What do the Kurds think of ISIS?
“I think most kind of realize it’s just an ultra-fanatic sect. They see it as some kind of loonies within their own religion.”
“Do Kurds and Iraqis like each other?”
“No. They are allies of convenience at this point. So I worry what will happen after the ISIS war is over. There’s a lot of talk about a war between Kurdistan and (the rest of) Iraq.”
What surprised you about war?
“War is mostly boring. It’s a lot of sitting around, you know? Even some of the most intense battles, it’s a lot of sitting around. It’s exciting for 20 minutes and then it’s nothing for three days.
“One thing I didn’t really expect is how many children we would have to treat.

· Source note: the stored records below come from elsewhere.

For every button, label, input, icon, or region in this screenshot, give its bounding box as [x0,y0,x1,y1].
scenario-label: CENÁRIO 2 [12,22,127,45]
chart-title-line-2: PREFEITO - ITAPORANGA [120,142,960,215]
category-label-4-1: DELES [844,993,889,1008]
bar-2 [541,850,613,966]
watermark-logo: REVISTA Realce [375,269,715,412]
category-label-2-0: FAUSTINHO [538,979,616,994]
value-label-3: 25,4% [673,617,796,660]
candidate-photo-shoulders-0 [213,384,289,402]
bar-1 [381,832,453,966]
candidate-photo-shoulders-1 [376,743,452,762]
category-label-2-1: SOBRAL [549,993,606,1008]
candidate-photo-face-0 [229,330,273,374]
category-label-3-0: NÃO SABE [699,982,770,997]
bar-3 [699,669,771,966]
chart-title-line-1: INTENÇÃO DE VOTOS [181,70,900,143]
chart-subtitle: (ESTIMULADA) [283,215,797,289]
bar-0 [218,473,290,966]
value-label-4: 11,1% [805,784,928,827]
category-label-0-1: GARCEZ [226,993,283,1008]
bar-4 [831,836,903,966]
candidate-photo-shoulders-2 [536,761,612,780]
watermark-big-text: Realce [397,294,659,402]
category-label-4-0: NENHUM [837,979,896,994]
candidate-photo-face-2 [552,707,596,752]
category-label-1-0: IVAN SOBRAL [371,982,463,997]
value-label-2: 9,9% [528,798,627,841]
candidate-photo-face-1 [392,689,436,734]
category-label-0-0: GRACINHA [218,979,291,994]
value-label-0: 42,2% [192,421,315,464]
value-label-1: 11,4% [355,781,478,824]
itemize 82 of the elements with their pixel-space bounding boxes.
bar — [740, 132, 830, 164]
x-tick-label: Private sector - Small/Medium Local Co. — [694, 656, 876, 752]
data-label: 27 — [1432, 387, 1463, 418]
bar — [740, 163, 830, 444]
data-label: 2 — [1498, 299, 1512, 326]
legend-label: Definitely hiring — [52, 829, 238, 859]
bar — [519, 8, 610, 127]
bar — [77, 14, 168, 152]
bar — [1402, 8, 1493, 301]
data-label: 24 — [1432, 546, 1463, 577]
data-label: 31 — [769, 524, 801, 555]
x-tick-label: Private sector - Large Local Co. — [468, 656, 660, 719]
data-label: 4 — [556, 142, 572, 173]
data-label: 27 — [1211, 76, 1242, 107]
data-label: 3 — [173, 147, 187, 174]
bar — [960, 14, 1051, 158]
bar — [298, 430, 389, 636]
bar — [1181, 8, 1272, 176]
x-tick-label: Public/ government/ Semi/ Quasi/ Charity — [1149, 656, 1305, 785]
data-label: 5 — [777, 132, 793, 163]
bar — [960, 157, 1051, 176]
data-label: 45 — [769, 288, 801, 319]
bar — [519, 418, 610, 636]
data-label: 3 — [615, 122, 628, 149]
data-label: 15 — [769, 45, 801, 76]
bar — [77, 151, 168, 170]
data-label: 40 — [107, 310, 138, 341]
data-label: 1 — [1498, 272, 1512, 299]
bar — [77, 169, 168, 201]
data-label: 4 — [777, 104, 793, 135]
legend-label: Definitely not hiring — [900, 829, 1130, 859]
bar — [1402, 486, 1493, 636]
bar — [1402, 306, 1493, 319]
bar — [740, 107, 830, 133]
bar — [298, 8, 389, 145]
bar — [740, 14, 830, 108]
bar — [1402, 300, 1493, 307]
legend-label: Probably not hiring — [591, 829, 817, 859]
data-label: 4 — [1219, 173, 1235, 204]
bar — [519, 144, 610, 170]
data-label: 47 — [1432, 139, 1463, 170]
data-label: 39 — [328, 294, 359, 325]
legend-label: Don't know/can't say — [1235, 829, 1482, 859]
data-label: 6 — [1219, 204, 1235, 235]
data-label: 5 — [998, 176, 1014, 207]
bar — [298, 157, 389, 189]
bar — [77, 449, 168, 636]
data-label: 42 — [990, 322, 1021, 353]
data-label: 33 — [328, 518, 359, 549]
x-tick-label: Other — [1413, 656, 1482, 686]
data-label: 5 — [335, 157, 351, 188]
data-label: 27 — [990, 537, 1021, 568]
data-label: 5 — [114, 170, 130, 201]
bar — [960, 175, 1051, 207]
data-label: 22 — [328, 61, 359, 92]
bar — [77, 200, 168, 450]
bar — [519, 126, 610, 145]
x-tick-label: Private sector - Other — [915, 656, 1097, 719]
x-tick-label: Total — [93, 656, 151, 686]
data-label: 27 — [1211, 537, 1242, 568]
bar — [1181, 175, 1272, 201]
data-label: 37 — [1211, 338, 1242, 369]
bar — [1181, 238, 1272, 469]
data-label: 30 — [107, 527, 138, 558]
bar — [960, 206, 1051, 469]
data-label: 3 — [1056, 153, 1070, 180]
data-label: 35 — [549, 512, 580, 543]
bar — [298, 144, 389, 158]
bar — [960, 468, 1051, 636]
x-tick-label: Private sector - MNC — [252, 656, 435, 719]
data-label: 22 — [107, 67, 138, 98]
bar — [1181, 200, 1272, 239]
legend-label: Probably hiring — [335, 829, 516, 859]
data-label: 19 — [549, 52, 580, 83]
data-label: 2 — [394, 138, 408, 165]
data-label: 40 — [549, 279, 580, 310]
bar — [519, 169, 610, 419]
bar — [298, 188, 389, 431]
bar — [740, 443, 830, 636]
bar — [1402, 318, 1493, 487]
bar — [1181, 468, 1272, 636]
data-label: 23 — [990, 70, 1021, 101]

“ISIS has spent the last two and half years keeping other people out and keeping Mosul people in. Mosul was a population of a million trapped people. So people who tried to escape — old people, women and children — that was the most common way for civilians to get wounded.”
The children. Derek hadn’t counted on that.
Next Monday: War — more than an adventure.
(“Going to see the elephant” most likely originated from excited rustics of the mid-1800s traveling to see a road-show circus and its near-mythic elephant.)